「揺らぎと論理」三度目の殺人 mark108helloさんの映画レビュー(感想・評価)
揺らぎと論理
正直言って全く意味するところも、意図するところも理解できず、ストーリーの展開も結末も分からなかった。この点が監督の意図するところだとすると、この映画の評価はもっと高くしなければいけないし、そうしても良いだけの説得力と画面の緊張感があった。それはひとえに役者たちの演技力と演出、そして何よりもそのシナリオにあるのではないか?シナリオに混沌のを付加する時は通常精密に構築した論理を一度解体し組み立て直す。この手法だと論理性は失わぬまま監督だけだ理解できるロジックで物事が進み、最後の結論で観客がそのパーツを組み立て直したり、与えられた事実で一気に時制に整合性が出たりする。しかしこの手法は初見の観客は最後まで手掛かりなく、ゲームの進行のように進みストレスが倍増する。
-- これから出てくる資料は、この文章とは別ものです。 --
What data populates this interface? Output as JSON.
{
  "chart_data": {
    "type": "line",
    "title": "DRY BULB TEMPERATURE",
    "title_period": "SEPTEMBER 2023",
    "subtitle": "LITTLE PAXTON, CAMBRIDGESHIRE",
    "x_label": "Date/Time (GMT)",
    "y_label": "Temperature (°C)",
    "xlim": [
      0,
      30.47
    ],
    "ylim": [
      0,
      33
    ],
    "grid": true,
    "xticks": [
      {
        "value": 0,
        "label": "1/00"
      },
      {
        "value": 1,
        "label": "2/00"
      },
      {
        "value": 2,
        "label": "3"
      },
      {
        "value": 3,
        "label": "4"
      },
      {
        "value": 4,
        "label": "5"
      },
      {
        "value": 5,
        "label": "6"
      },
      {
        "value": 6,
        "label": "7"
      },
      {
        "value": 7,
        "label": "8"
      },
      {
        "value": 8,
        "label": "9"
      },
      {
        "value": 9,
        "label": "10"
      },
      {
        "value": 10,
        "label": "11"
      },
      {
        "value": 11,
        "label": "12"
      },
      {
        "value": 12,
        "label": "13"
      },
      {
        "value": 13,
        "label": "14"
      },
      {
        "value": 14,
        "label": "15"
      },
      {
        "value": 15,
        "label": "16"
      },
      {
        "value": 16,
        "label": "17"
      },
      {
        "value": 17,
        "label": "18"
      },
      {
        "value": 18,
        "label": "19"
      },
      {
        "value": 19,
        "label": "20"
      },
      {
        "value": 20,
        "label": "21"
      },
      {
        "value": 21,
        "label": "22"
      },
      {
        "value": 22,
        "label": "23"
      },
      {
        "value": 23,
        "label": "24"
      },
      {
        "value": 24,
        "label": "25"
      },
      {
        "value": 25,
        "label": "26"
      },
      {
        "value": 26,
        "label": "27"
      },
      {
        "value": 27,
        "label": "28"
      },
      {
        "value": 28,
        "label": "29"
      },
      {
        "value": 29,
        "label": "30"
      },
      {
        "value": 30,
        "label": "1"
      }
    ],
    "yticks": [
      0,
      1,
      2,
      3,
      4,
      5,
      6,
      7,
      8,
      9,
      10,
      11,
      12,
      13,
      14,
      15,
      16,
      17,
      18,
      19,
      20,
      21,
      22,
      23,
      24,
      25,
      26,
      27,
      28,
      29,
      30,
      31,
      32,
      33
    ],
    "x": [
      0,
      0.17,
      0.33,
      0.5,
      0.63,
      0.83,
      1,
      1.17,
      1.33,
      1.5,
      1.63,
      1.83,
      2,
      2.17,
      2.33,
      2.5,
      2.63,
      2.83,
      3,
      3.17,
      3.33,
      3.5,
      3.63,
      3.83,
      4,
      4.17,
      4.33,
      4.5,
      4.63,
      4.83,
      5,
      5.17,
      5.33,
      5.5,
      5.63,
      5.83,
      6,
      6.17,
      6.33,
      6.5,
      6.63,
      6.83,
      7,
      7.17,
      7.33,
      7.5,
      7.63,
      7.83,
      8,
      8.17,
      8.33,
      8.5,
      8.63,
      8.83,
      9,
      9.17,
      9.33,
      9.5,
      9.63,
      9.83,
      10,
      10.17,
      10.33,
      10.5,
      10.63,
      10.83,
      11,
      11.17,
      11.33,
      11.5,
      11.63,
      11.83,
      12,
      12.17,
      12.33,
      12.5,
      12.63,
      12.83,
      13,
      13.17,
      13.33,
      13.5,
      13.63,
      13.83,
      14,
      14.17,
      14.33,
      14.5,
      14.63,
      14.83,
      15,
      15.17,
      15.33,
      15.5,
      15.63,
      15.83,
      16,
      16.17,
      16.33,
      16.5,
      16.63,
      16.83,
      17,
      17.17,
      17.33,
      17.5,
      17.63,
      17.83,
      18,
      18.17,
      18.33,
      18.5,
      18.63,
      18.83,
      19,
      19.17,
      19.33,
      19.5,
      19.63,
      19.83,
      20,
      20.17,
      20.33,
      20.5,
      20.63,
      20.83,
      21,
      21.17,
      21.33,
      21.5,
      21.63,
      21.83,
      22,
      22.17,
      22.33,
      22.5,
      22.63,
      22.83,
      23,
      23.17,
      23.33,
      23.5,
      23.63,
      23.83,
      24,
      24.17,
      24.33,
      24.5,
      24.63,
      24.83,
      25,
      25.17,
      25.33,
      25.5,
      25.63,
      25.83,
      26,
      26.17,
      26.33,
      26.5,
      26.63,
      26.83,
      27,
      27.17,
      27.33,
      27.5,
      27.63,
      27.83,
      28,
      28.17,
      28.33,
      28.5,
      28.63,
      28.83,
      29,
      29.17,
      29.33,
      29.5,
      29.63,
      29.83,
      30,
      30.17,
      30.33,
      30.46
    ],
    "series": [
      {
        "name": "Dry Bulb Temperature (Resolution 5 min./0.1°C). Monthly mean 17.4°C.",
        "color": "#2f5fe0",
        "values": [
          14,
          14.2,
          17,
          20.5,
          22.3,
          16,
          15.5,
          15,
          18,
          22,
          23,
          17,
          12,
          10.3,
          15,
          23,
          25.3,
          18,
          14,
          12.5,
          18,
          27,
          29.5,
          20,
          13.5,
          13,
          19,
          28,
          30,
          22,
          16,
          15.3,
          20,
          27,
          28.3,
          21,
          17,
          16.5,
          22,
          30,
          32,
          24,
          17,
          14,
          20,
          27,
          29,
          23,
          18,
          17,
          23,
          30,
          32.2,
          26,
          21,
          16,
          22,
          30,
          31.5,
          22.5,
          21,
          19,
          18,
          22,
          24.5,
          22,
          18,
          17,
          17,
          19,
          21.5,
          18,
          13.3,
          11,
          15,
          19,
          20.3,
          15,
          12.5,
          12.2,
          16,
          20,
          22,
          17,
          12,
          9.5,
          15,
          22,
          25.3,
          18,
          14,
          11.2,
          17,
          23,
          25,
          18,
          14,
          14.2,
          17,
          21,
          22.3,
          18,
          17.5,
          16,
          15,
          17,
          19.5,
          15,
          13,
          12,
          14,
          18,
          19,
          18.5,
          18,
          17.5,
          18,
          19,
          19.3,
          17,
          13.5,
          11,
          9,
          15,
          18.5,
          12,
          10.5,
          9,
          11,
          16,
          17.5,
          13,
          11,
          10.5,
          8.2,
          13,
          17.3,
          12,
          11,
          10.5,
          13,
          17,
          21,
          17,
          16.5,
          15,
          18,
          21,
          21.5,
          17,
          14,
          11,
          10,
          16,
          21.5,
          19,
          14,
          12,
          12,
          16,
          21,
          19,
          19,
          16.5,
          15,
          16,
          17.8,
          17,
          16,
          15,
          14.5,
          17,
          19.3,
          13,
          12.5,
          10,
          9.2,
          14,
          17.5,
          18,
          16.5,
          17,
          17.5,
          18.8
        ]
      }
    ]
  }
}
最後まで付いてこれない観客が生ずる。しかし本作は時系列は極めて明確だが起こっている事象が揺らぐのである。その為観客は最後まで飽きることなくエンディングまで緊張感を維持して連れて来られる。そして最後にモヤモヤだけが残り置き去りにされる。勿論その最後には何処に何がテーマとして眠っているかは薄々気が着いてはいるのだが、どうもその姿が見えぬまま放置される!そして考え込む。そしてこの考え込むモヤモヤ感がひとえに監督の狙いだとしたらこの映画は監督の美事の勝利で、その事実、その内容は二次的なお楽しみに過ぎないのである。